Tres horas de camino, en los que atravesamos el Rif y parte de la cordillera de los montes Atlas, siempre rodeados de grandes huertos de naranjas y de campos de color rojos de Amapolas, llegamos a la ciudad Imperial de Fez, tercera en importancia de Marruecos tras Casablanca y Rabat; y considerada como el centro religioso y cultural del país.

Una ciudad misteriosa

El autobús nos dejo en una de las múltiples puertas de la muralla que rodea a la ciudad. Nos dirigimos en un taxi hacia nuestro hostal en la parte nueva llamada Fès el-Jdid y una vez instalados nos dispusimos a contratar los servicios de un guía. En esta ocasión y por primera vez optamos por la ayuda de un profesional. "Algo recomendable si se quiere conocer bien y sin peligro de perderse o algo peor en esta laberíntica ciudad".

“Las mil y una noches”

Justo al medio día los seis viajeros estábamos a punto de adentrarnos en una de las ciudades más antiguas y misteriosas del mundo Fez-el Bali (así se llama la parte antigua).

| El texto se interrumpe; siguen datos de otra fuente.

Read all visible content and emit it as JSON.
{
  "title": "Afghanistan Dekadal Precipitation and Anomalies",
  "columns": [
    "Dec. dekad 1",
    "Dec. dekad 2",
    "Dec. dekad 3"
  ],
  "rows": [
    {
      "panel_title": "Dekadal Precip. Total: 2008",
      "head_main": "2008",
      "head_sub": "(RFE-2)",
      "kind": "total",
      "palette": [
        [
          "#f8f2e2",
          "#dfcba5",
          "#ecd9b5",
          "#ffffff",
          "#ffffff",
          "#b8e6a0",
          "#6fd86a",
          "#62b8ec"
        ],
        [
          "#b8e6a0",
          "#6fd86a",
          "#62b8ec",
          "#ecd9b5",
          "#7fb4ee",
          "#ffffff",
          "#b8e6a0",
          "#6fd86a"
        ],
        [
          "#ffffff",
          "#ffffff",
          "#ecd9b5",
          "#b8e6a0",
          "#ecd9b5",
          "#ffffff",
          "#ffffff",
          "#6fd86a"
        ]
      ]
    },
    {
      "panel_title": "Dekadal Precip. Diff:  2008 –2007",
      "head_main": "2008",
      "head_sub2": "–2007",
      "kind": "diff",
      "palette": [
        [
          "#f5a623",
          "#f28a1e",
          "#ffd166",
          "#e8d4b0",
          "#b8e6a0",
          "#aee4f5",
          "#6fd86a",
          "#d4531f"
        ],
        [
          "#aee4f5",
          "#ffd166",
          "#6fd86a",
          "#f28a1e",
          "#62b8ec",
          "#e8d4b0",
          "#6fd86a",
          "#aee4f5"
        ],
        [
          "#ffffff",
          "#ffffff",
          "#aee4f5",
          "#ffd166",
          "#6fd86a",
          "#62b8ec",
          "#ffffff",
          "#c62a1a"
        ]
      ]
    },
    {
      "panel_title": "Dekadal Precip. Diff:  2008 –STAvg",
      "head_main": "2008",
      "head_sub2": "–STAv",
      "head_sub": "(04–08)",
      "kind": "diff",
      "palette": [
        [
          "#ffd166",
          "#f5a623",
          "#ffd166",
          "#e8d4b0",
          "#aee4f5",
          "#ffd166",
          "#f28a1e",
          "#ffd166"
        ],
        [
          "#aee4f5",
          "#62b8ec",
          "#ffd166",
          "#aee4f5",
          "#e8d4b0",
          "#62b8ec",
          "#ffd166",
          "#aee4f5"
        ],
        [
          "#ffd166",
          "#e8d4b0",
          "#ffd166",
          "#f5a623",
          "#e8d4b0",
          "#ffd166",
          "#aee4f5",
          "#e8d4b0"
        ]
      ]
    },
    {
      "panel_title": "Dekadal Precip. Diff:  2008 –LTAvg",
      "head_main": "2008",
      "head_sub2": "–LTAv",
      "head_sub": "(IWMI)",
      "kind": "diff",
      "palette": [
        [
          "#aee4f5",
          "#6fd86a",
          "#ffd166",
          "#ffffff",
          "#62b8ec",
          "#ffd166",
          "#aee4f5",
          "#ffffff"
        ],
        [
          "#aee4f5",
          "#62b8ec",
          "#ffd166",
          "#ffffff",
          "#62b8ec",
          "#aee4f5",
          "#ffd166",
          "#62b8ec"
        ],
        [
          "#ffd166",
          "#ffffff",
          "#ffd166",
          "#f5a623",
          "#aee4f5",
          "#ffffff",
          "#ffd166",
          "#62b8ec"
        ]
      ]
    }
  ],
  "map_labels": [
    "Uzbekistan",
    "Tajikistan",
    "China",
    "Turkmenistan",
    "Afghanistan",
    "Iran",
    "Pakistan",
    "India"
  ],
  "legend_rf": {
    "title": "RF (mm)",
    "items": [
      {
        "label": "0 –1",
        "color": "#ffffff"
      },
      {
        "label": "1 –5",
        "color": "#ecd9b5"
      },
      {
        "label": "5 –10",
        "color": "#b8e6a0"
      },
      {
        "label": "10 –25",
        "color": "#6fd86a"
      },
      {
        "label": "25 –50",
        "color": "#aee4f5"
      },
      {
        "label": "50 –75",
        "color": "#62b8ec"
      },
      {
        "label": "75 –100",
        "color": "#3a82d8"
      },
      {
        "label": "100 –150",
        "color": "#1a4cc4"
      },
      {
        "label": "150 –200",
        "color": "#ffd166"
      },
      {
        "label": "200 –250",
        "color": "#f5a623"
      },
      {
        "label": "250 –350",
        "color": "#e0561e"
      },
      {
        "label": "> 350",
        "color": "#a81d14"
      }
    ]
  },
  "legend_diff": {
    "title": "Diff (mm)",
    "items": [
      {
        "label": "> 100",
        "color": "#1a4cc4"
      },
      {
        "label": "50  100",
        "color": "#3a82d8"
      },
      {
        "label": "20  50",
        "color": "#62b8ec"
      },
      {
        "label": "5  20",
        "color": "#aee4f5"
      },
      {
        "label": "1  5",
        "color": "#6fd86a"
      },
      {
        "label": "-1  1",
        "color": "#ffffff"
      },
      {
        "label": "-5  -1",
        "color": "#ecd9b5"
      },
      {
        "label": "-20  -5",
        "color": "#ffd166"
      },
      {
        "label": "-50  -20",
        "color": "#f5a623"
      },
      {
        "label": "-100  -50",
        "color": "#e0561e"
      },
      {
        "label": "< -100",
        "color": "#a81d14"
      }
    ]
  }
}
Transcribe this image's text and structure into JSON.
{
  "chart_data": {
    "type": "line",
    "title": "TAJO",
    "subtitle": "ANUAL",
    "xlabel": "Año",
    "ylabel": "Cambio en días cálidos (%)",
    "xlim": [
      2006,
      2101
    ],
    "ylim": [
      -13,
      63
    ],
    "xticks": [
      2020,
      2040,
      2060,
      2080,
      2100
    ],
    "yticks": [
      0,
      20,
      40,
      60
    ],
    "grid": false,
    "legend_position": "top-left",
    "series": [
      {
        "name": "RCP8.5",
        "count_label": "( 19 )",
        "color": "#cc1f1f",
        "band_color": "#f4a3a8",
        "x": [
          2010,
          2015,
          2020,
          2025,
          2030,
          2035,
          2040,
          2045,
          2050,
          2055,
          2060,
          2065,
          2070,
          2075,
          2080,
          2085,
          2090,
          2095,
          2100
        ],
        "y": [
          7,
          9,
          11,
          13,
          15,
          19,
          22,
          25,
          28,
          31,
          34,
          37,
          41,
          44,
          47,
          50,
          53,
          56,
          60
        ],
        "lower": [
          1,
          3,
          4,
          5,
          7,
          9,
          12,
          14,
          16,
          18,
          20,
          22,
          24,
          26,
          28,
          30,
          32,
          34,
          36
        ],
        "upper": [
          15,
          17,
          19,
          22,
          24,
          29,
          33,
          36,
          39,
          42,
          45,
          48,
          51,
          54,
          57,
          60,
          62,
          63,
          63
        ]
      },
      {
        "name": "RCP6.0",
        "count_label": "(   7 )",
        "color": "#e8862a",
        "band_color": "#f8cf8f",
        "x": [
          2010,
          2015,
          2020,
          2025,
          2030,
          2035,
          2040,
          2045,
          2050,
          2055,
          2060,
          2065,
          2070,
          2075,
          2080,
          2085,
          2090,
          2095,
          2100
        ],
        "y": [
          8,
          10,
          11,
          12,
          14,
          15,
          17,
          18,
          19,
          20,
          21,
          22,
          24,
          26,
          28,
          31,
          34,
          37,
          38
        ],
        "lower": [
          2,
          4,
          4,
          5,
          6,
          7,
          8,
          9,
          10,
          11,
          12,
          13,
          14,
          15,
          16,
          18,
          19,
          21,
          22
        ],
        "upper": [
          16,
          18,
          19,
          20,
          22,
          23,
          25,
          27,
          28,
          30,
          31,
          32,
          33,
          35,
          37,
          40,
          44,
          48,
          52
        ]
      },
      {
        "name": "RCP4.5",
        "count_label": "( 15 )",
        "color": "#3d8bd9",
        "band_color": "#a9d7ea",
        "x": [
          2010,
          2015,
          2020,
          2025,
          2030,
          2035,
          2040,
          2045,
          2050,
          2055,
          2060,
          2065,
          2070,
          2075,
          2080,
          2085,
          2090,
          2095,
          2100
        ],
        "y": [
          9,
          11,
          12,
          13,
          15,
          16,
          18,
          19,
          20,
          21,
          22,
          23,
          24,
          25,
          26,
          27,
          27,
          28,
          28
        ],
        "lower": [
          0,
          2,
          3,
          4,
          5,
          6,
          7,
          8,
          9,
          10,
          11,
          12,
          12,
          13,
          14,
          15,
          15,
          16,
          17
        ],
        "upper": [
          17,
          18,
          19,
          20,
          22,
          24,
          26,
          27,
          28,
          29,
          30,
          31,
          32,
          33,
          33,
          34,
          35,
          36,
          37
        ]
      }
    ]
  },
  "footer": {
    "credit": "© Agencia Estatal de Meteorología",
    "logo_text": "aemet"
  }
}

La ciudad de Fás (en árabe) fue fundada por la dinastía de los idrisíes en 789, estaba poblada por musulmanes provenientes de Córdoba (Al-alndalús), de todo el norte de África, de Oriente próximo y judíos, que tenían su propio barrio o Mellah. Pronto se convirtió en centro religioso y cultural donde musulmanes y cristianos de toda Europa realizaron sus estudios.
Cruzamos por una de las antiguas puertas de la ciudad y desde el primer instante fue como meternos en la película. Transitar por la medina es el clímax de un viaje lleno de aventuras, la ciudad esta dividida por barrios, donde cada uno es reconocido por su oficio; esta el de los curtidores de la piel, los artesanos, los zapateros, de las alfombras, alhajeros, carpinteros. Por sus callejuelas obscuras, estrechas y zigzagueantes, transitan burros cargados de pieles y mercancías de todo tipo y hacen que constantemente te tengas que meter en casas particulares para que puedan transitar por esas pequeñas calles.

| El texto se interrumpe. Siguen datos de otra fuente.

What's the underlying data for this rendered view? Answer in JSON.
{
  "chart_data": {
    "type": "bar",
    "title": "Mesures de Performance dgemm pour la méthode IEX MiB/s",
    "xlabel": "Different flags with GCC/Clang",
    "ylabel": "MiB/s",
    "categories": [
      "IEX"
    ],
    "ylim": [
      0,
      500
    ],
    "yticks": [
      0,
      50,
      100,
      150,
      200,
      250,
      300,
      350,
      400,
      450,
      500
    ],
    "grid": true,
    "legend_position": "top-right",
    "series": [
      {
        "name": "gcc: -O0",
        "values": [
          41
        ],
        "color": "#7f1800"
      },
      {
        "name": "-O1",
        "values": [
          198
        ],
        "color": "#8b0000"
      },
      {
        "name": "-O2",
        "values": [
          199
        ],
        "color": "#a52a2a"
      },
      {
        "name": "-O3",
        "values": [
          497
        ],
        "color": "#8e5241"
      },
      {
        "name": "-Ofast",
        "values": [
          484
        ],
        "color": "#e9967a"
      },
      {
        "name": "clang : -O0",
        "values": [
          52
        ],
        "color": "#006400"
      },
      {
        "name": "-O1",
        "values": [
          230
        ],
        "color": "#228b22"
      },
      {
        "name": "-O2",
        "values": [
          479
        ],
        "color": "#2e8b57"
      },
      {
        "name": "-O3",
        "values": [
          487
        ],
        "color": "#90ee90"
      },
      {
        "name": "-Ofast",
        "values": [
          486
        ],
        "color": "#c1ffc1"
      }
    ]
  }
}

El aroma que emane de los puestos de comida a brochetas de cordero, guisos extraños, especies como azafrán, canela y café, contrastan con el penetrante olor de las curtidurías de cuero y con las fragancias de las maderas preciosas trabajadas pausada y cariñosamente por los ebanistas. Si quieres comprar algún producto cual pequeño que sea, tienes que regatear el precio si no, corres el riesgo de pagar hasta diez veces su valor. Lo normal es terminar pagando una tercera parte del precio inicial, si no se regatea el comerciante se puede sentir ofendido y hasta puede negarse a venderle el producto.

Uno de los mayores emplazamiento medievales actualmente en el mundo.

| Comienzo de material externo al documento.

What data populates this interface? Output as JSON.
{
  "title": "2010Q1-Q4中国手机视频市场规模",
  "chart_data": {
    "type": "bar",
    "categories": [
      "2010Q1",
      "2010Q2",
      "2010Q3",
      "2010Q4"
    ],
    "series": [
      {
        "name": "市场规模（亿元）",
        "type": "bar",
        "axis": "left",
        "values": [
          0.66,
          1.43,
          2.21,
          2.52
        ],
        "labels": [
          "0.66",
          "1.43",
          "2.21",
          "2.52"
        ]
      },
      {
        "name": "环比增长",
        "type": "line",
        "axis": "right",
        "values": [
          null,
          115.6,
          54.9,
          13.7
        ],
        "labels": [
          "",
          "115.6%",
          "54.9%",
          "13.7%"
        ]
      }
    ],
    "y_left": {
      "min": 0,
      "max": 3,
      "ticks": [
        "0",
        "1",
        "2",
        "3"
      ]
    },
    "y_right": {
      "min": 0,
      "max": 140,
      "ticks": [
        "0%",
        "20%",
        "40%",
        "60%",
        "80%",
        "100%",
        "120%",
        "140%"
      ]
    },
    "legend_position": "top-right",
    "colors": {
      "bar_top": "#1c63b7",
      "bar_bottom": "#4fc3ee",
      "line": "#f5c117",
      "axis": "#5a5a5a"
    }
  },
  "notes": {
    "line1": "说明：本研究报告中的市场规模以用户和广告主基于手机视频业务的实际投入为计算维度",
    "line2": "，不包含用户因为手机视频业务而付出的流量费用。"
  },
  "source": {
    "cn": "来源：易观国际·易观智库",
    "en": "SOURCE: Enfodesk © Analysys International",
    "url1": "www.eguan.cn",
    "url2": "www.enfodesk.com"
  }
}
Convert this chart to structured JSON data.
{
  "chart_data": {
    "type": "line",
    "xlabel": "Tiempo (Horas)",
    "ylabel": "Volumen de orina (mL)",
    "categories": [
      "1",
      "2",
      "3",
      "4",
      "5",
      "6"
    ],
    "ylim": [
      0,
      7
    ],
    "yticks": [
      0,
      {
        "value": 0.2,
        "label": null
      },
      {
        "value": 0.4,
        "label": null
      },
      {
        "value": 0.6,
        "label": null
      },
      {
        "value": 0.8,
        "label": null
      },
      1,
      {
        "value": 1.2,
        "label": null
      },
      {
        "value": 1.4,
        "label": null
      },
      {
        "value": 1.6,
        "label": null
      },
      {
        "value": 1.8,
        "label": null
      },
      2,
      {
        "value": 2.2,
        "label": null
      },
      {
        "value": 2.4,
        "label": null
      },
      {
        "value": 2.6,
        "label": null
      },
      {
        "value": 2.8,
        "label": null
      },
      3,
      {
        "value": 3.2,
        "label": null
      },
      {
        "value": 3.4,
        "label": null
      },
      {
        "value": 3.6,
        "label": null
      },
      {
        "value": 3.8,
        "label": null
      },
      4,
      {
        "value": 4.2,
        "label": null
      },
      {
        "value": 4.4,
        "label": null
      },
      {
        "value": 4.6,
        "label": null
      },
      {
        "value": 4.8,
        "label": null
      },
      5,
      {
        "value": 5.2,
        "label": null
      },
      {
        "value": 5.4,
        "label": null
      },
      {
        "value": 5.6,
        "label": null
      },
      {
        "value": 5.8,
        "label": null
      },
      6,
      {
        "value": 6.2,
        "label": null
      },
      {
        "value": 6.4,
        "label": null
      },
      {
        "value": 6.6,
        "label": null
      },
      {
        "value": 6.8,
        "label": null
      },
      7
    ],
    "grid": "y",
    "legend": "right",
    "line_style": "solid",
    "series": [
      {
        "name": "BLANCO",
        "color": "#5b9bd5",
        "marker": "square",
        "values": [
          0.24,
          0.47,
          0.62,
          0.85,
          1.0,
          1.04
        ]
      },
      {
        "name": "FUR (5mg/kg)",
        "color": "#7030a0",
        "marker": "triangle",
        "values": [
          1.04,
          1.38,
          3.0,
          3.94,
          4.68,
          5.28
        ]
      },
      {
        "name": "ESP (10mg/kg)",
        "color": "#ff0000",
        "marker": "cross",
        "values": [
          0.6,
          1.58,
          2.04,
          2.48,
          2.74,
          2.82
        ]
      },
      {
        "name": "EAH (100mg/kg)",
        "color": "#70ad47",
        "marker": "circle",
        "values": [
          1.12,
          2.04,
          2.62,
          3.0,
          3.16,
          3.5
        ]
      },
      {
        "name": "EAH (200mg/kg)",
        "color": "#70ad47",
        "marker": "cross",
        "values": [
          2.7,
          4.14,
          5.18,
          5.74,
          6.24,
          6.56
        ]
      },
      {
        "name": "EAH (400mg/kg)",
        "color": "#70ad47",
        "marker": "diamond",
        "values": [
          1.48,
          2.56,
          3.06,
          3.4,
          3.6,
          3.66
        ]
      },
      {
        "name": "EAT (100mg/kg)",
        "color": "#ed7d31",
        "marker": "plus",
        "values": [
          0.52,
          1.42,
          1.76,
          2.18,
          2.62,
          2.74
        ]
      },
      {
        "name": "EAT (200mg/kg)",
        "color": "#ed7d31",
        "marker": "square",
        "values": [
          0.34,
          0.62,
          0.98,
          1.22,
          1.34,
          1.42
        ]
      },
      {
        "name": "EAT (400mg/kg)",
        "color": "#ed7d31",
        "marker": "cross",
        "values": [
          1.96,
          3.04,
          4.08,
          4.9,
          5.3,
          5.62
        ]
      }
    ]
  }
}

La ciudad fue la capital de Marruecos durante varios periodos de la historia, pero perdió definitivamente esa condición con la ocupación colonial francesa en 1912. Durante la época bajo control francés se construyó la parte moderna de la ciudad, conocida con el nombre francés de Ville Nouvelle, que es el centro comercial de la ciudad. “La mitad de Marruecos hacia el sur el segundo idioma después de árabe es que más se habla es el francés mientras que en la parte norte es el español”. Esto es algo que se debe tener mucho en cuenta.

Como llegar a Marruecos
Una buena opción es vía Marrakech por la gran cantidad de compañías aéreas de bajo coste que operan en su aeropuerto. Pero si viajas desde España la mejor y más barata forma es por Ferry desde Algeciras a Ceuta o desde Tarifa a Tánger por 65€ aproximadamente ida/vta.

Documentación necesaria
Es imprescindible el pasaporte con un periodo de vigencia mínimo de 6 meses antes de la fecha de expiración. Viniendo desde Europa no es necesario el visado. La estancia máxima continuada que se autoriza en Marruecos es de 90 días. Con automóvil es necesario el permiso de circulación y la carta verde. Cuando el vehiculo no esta a nombre de quien lo conduce, es necesaria una autorización de su dueño.